The Contrast web interface now shows a warning message when you upload a code artifact to be scanned that navigating away before the upload completes cancels the upload operation.

Added support to configure notifications for failed scans in the Contrast web interface.

Added the ability to see the total number of lines of code scanned during a particular scan.

Added the ability to see the total number of files scanned during a particular scan.

Added the ability to see the version of the local scanner used during a scan.

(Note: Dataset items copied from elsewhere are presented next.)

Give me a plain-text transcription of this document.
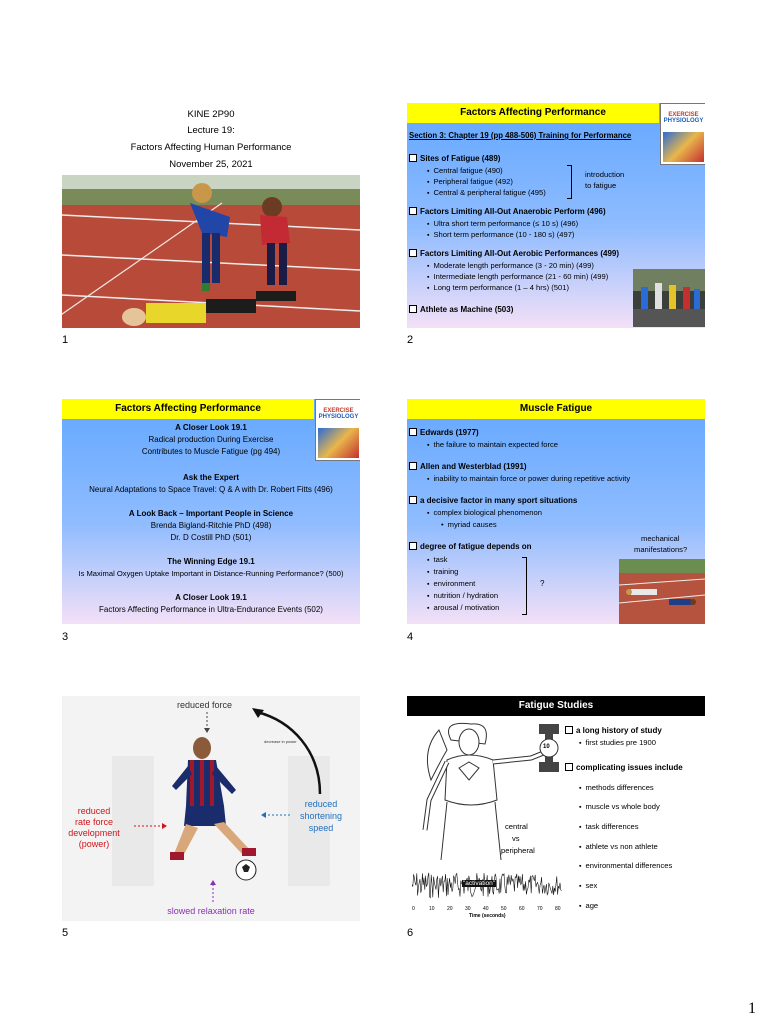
KINE 2P90
Lecture 19:
Factors Affecting Human Performance
November 25, 2021
1
Factors Affecting Performance
Section 3: Chapter 19 (pp 488-506) Training for Performance
Sites of Fatigue (489)
▪ Central fatigue (490)
▪ Peripheral fatigue (492)
▪ Central & peripheral fatigue (495)
introduction
to fatigue
Factors Limiting All-Out Anaerobic Perform (496)
▪ Ultra short term performance (≤ 10 s) (496)
▪ Short term performance (10 - 180 s) (497)
Factors Limiting All-Out Aerobic Performances (499)
▪ Moderate length performance (3 - 20 min) (499)
▪ Intermediate length performance (21 - 60 min) (499)
▪ Long term performance (1 – 4 hrs) (501)
Athlete as Machine (503)
EXERCISE
PHYSIOLOGY
2
Factors Affecting Performance
A Closer Look 19.1
Radical production During Exercise
Contributes to Muscle Fatigue (pg 494)
Ask the Expert
Neural Adaptations to Space Travel: Q & A with Dr. Robert Fitts (496)
A Look Back – Important People in Science
Brenda Bigland-Ritchie PhD (498)
Dr. D Costill PhD (501)
The Winning Edge 19.1
Is Maximal Oxygen Uptake Important in Distance-Running Performance? (500)
A Closer Look 19.1
Factors Affecting Performance in Ultra-Endurance Events (502)
EXERCISE
PHYSIOLOGY
3
Muscle Fatigue
Edwards (1977)
▪ the failure to maintain expected force
Allen and Westerblad (1991)
▪ inability to maintain force or power during repetitive activity
a decisive factor in many sport situations
▪ complex biological phenomenon
• myriad causes
degree of fatigue depends on
▪ task
▪ training
▪ environment
▪ nutrition / hydration
▪ arousal / motivation
?
mechanical
manifestations?
4
reduced force
decrease in power
reduced
rate force
development
(power)
reduced
shortening
speed
slowed relaxation rate
5
Fatigue Studies
10
central
vs
peripheral
"activation"
0	10 20 30 40 50 60 70 80
Time (seconds)
a long history of study
▪ first studies pre 1900
complicating issues include
▪ methods differences
▪ muscle vs whole body
▪ task differences
▪ athlete vs non athlete
▪ environmental differences
▪ sex
▪ age
6
1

Adjusted the default sorting of projects.

By default, projects are now automatically sorted by last scan date in ascending order (the newest project is at the top, the oldest is at the bottom).

Added a 90 day option to the Last Scan filter on the Scan project page.

For organizations with role-based access control enabled, the Scan project page now shows the resource groups with which the project is associated.

The displayed resource groups are based on the role for the logged-in user. Different users could see different resource groups. For example, a standard user could see different resource groups than a user with administrator permissions.

Added a Branch tab to the Scan project page.

This tab is visible only when you run scans using the branch command with the Scan local engine.

Added more details about the source of a vulnerability.

Where relevant, the vulnerability overview displays the source file name, line number and code snippet as well as the sink file name, line number and code snippet.

Added more details for the reason a scan failure.

In the Scan history, you can hover over a scan fail message to see a tool tip that displays information on the reason for a scan failure.